This may brand me forever as a literary Philistine, but I confess that I have never been able to work up much enthusiasm for Shakespeare’s comedies, and I can’t help wondering how much we would still be bothering with them were it not for the tragedies, histories and sonnets. I remember a conversation with a classmate at school as we struggled to see the point of ‘Twelfth Night’, mysteriously chosen as a set text suitable for thirteen-year olds.
‘Dave, why are we reading this tosh?’
‘Because the guy wrote “Hamlet”.’
‘Then why aren’t we reading f—–g “Hamlet”?’
Which were my sentiments exactly. So it is necessary to remind myself from time to time of certain things, and it doesn’t take long: a passage like this from Act 1, Scene 1 is enough to do the job. Come back, William, all is forgiven.
It faded on the crowing of the cock.
Some say that ever ‘gainst that season comes
Wherein our Saviour’s birth is celebrated,
The bird of dawning singeth all night long:
And then, they say, no spirit dares stir abroad;
The nights are wholesome; then no planets strike,
No fairy takes, nor witch hath power to charm,
So hallow’d and so gracious is the time.
So have I heard and do in part believe it.
But, look, the morn, in russet mantle clad,
Walks o’er the dew of yon high eastward hill:
Break we our watch up; and by my advice,
Let us impart what we have seen to-night
Unto young Hamlet; for, upon my life,
This spirit, dumb to us, will speak to him.
The cock, the ‘bird of dawning’, has long figured in folklore as symbolizing the powers of light. Tolkien readers will remember how the crowing of a cock marks the arrival of the Rohirrim and the start of the great battle of the Pelennor Fields: ‘Shrill and clear he crowed, recking nothing of of war and wizardry, welcoming only the morning…’.
Finally, it’s a very brave man or a very self-deluded one who will offer one of his own poems as an accompaniment to Shakespeare’s, but just in case there should be any doubt that when it comes to the serious stuff I am as bardolatrous as the next man, I append my own Hamlet-inspired piece….

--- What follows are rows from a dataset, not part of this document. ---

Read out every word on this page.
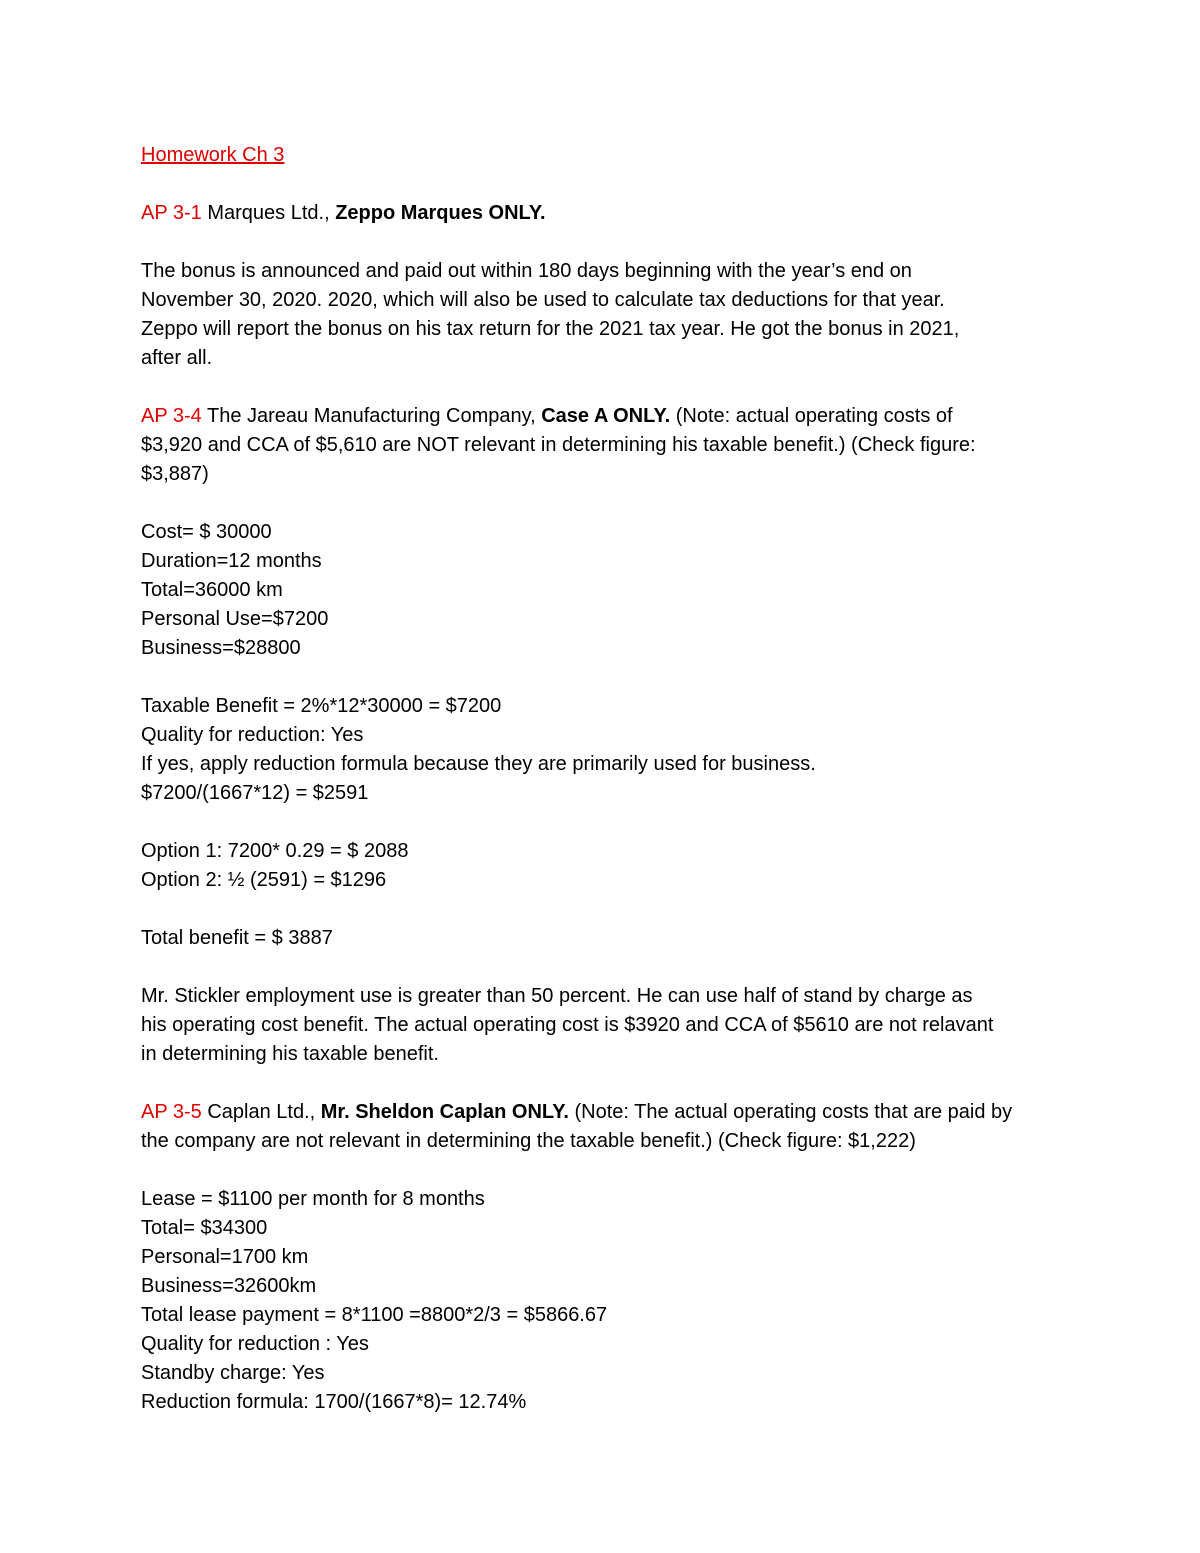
Homework Ch 3

AP 3-1 Marques Ltd., Zeppo Marques ONLY.

The bonus is announced and paid out within 180 days beginning with the year’s end on

November 30, 2020. 2020, which will also be used to calculate tax deductions for that year.

Zeppo will report the bonus on his tax return for the 2021 tax year. He got the bonus in 2021,

after all.

AP 3-4 The Jareau Manufacturing Company, Case A ONLY. (Note: actual operating costs of

$3,920 and CCA of $5,610 are NOT relevant in determining his taxable benefit.) (Check figure:

$3,887)

Cost= $ 30000

Duration=12 months

Total=36000 km

Personal Use=$7200

Business=$28800

Taxable Benefit = 2%*12*30000 = $7200

Quality for reduction: Yes

If yes, apply reduction formula because they are primarily used for business.

$7200/(1667*12) = $2591

Option 1: 7200* 0.29 = $ 2088

Option 2: ½ (2591) = $1296

Total benefit = $ 3887

Mr. Stickler employment use is greater than 50 percent. He can use half of stand by charge as

his operating cost benefit. The actual operating cost is $3920 and CCA of $5610 are not relavant

in determining his taxable benefit.

AP 3-5 Caplan Ltd., Mr. Sheldon Caplan ONLY. (Note: The actual operating costs that are paid by

the company are not relevant in determining the taxable benefit.) (Check figure: $1,222)

Lease = $1100 per month for 8 months

Total= $34300

Personal=1700 km

Business=32600km

Total lease payment = 8*1100 =8800*2/3 = $5866.67

Quality for reduction : Yes

Standby charge: Yes

Reduction formula: 1700/(1667*8)= 12.74%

I like to think of when your words were new
And came like scalding lava, before they cooled
Into a long familiar fantastic
Or to try, like you, always another image,
Of that long summer when our language bloomed
And you went stumbling like a drunken bee
From wayside herb to blossom-laden bough –
Never such harvest, nor such honeycomb.
But most I like to think of that first night,
The crowd spilling out, to walk by the starlit river
Full of it all: the ghost, the poor drowned girl,
The sword-fight at the end, and quoting lines
That smouldered on, like coals in thatch: and then
That bit about the undiscover’d country,
How did it go, To be or not to be?
Neat, anyway; you’ve got to give him that.